La Historia está llena de campeones del catolicismo, protestantismo, iglesia reformista de Inglaterra, islamismo…de las grandes religiones sólo se salva el budismo, creo. Pero, además, y concretamente en la iglesia católica, que es la que me toca de cerca, y apoyándonos en la figura del Papa y su autoridad, hemos elevado a los altares a un sinúmero de personas, las cuales, previo análisis severísimo de su conducta y méritos, han recibido y reciben el apelativo de “santos”.

Sin embargo, a mi peculiar modo de entender, todo es mucho más sencillo. Aquel sencillo, valiente y transgresor artesano llamado Yeshúa, dejó muy claro que la calidad humana de cada persona es la que, a sus ojos, la enaltece ante los “ojos” de quien él denominaba “padre nuestro”. Y a un padre no le hace falta que los demás le digan lo que vale un hijo: él lo sabe sobradamente con sólo observarle…

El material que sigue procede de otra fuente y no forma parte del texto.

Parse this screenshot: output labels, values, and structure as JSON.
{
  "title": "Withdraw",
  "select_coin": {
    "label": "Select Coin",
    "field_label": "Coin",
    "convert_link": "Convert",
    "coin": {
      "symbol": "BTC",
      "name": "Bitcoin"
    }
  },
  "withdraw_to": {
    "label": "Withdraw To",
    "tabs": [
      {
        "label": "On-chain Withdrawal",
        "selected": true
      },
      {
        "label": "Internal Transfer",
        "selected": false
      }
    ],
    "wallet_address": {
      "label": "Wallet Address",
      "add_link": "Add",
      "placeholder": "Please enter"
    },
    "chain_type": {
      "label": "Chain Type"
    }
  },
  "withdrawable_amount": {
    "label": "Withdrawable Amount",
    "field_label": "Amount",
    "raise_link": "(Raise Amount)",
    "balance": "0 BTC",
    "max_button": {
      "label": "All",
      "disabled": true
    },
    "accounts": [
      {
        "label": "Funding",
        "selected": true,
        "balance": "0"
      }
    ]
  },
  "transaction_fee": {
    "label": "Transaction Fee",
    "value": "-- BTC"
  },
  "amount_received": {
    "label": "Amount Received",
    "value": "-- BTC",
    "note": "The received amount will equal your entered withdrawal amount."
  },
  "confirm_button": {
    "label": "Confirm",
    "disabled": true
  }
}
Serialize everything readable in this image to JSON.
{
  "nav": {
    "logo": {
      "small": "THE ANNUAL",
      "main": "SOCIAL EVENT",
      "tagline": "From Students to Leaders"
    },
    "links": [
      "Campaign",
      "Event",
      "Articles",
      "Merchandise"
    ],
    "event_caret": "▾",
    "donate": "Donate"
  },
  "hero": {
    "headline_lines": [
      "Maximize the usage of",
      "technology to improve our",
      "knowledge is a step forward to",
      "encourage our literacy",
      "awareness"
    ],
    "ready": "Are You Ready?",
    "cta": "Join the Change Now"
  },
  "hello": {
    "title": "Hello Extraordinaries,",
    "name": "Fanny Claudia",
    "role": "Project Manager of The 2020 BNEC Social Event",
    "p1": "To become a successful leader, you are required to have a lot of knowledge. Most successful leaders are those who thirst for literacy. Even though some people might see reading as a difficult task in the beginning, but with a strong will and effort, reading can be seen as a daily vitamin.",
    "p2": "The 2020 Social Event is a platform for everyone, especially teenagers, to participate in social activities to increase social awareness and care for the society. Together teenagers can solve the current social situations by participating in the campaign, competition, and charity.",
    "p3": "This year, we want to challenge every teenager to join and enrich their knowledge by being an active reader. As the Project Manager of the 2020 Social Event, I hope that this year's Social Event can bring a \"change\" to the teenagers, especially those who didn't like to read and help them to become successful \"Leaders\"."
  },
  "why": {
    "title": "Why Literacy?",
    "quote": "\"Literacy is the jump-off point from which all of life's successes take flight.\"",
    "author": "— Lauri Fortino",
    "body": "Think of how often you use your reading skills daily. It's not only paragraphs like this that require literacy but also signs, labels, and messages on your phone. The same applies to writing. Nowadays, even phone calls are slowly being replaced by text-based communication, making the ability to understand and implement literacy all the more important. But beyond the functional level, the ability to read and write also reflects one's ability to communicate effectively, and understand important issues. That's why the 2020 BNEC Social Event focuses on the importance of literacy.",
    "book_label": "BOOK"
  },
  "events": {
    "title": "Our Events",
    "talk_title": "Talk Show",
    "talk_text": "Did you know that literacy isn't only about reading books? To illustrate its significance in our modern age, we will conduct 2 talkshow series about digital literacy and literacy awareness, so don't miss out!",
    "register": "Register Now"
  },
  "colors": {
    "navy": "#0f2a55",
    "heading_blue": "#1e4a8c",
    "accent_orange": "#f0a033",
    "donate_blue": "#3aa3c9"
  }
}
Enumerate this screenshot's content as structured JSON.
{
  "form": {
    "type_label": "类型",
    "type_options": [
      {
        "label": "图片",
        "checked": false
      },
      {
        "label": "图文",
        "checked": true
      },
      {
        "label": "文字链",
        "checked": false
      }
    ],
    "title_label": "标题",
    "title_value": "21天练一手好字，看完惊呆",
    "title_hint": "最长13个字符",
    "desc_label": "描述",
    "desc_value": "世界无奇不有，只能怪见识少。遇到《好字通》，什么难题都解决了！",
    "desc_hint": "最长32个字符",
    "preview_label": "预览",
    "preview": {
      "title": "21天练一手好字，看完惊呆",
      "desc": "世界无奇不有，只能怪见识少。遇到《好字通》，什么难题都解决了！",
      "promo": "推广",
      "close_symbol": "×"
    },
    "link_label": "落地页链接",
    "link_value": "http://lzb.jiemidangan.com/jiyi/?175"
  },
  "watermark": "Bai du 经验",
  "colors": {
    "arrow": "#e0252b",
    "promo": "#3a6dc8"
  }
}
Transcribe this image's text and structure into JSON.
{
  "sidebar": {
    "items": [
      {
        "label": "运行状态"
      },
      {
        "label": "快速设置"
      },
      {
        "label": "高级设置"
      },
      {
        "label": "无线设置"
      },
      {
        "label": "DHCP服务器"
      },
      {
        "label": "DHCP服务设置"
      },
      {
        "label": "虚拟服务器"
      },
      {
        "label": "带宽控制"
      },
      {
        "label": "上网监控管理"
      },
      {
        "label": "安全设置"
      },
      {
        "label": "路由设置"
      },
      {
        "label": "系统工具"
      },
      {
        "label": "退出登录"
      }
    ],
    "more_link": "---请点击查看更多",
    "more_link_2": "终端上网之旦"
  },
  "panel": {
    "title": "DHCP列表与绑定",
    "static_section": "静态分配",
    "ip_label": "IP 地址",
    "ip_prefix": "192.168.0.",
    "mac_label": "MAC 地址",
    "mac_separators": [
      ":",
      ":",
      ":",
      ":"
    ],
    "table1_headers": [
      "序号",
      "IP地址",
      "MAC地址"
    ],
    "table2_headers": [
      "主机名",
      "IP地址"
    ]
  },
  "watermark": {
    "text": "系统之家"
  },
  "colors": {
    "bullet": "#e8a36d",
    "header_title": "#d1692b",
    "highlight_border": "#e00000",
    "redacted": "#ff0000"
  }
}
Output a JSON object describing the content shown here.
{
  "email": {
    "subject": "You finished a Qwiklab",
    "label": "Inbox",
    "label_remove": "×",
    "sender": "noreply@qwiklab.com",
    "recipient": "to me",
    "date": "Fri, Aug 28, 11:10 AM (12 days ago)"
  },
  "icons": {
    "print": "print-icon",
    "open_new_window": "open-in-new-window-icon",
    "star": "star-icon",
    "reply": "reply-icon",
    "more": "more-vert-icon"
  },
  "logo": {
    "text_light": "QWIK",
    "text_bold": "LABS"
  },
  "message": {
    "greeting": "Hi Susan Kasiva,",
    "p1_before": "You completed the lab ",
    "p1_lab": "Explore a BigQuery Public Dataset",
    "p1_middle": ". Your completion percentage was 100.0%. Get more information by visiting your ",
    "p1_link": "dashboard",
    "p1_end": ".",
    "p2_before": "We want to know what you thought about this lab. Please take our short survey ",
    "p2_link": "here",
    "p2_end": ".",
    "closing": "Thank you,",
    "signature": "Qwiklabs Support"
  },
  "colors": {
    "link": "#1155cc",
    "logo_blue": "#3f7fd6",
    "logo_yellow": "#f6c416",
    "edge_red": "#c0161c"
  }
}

No quiero con ello desmerecer la decisión tomada por la institución eclesial, ni mucho menos: es bueno ver que personas generosas, coherentes y valientes hasta el fin, como Oscar Romero, son alabadas en voz bien alta. Pero sí es bueno recordar que muchos otros seres humanos, que no han alcanzado aún dicho reconocimiento, y algunos que jamás de los jamases lo alcanzarán, son por su conducta y entrega, “santos” de pleno derecho a los ojos de ese “padre nuestro”, desde hace ya mucho tiempo…Por poner un ejemplo, daría el de Vicente Ferrer, o el de Nelson Mandela, o el de Martin Luther King, o el de Pere Casaldáliga…y el de tantas y tantas personas, católicas, o de cualquier otra creencia, o de ninguna, que están “ahí”, sin miedo, defendiendo, muchas veces sin saberlo, el camino que aquel carpintero, tachado de “agitador político , y de ego inexistente, explicó hace tanto, tanto tiempo…; personas anónimas, o públicas, desparecidas o todavía vivas (no hace falta estar muerto para ser “santo”…), religiosas o laicas, o ateas, que se la juegan, que hablan, que no miran para otro lado; que denuncian la injusticia, ante quien sea; que nos ponen delante de los ojos la esterilidad de algunos “reconocimientos públicos”, cuando no van acompañados de una conciencia limpia…Personas que, como Oscar Arnulfo Romero, creyeron y creen que el mundo debe de ser mejor aquí y ahora; que la “resignación cristiana” a la barbarie de los hombres tiene bastante poco de evangélica, y que, con la Paz por delante, hay que trabajar por el oprimido y el menospreciado en el presente, para labrar un futuro más humano y justo, sin miedo a ser tachados de “politizados”. Porque ¿cuál debe de ser el fin de la política, si no la búsqueda del bien común?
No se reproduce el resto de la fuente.